Predicted sea level rise due to global warming will necessitate the construction of coastal defenses to protect the populations in the vicinity of the coasts. Large quantities of concrete will be required with consecutive increases in greenhouse emissions, hence an increasing need for alternative to Ordinary Portland Cement (OPC) cements. Feasible potential alternatives could be found in alkali-activated cements, which also include industrial by-products or waste materials. This paper presents a laboratory study of concrete mixes based on the alkali-activation of an industrial by-product, ground granulated blast furnace slag (GGBFS) and includes an industrial waste, paper slugde ash (PSA) in the alkali-activator mixes.
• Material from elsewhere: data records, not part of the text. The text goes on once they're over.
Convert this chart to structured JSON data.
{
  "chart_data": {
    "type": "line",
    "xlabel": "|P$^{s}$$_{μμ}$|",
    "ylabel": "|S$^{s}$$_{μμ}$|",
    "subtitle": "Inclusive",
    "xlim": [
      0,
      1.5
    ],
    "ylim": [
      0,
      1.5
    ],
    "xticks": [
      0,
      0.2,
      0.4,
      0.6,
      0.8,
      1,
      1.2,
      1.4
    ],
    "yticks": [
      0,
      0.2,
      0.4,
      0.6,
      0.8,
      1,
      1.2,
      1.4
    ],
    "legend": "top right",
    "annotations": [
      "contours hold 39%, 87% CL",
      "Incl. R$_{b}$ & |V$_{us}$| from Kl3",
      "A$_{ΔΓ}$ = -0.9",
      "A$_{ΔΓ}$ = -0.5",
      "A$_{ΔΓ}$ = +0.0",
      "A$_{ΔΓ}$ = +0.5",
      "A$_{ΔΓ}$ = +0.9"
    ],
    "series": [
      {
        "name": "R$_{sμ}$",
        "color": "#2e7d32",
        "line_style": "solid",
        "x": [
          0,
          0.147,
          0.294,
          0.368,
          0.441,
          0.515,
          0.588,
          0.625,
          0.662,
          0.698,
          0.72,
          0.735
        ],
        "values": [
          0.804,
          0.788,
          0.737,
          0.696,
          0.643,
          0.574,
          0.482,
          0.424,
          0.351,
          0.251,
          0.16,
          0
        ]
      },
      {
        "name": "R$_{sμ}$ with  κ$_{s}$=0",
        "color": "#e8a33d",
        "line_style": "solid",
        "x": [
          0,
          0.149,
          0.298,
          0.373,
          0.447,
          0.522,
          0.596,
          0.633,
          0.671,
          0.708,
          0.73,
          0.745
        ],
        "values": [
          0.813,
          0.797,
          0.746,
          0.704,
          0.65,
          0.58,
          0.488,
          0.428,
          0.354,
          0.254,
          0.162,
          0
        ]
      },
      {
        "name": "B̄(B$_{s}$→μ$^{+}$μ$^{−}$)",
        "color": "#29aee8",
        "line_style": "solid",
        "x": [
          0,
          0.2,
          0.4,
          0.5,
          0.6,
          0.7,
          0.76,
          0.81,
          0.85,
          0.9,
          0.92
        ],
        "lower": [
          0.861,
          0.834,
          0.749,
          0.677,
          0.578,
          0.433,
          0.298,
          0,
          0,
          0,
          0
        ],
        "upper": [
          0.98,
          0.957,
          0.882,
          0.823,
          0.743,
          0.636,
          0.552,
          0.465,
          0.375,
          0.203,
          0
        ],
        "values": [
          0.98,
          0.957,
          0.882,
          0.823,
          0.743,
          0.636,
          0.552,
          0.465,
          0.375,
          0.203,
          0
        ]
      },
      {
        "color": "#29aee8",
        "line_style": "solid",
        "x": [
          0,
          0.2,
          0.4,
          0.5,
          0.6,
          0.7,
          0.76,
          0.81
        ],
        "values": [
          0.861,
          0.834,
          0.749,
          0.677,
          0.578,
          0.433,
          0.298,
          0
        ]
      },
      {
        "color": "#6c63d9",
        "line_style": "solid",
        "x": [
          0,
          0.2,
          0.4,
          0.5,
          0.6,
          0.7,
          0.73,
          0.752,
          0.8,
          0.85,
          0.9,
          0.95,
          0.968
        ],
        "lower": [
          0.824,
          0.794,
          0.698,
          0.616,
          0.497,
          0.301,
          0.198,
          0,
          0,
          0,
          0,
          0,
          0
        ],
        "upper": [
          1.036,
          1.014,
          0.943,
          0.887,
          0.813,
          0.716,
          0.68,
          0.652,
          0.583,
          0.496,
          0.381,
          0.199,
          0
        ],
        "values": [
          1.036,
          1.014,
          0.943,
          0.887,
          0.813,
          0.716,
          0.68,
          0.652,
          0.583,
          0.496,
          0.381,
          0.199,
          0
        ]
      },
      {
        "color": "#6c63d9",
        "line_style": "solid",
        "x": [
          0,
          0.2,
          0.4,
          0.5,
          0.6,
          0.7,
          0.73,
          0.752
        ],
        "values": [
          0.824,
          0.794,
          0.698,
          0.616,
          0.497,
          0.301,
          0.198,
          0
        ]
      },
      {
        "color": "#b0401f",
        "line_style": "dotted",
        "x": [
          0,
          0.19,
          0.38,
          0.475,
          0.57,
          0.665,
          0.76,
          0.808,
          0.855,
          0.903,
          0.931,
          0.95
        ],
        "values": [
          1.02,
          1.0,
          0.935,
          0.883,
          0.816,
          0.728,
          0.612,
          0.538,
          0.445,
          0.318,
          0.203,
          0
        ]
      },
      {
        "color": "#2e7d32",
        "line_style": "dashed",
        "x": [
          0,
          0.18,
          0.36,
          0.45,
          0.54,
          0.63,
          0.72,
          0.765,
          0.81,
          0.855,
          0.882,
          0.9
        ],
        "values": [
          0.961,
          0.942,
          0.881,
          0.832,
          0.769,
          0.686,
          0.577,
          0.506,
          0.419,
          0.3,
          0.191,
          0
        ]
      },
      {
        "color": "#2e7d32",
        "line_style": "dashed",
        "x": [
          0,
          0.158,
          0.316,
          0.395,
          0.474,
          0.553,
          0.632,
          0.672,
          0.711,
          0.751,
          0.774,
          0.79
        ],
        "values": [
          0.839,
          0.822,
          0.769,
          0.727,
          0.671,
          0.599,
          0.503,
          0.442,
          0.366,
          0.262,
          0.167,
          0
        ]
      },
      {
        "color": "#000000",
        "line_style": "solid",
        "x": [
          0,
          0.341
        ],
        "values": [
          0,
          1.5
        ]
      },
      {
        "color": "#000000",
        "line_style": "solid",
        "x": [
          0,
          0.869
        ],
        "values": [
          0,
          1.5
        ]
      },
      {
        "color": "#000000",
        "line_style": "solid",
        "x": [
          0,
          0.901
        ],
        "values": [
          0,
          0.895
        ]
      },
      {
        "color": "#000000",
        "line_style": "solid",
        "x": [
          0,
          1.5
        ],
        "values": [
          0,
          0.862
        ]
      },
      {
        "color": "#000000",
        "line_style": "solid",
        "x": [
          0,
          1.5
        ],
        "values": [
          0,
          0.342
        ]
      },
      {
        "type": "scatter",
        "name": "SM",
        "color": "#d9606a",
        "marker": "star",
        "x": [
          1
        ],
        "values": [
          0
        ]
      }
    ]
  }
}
The use of seawater as mixing and curing water was also examined. The compressive strength and a number of durability-related properties of alkali-activated mixes in marine environment were investigated and compared to OPC systems. The incorporation of paper sludge ash led to high early strengths, a decrease in the effective porosity of alkali-activated slag concretes and generally a reduced water absorption, and enhanced the performance against chloride ion attack in mixes with freshwater, as well as the resistance of the cements in sulphate attack especially when mixed with seawater. The addition of seawater in the mixes increased the resistance to sulphate attack and the compressive strength in alkali-activated systems, as opposed to OPC concretes in which mixing and curing in seawater had deleterious effects. The study gives promise for the suitability of the tested alkali-activated concrete mixes in seawater environments.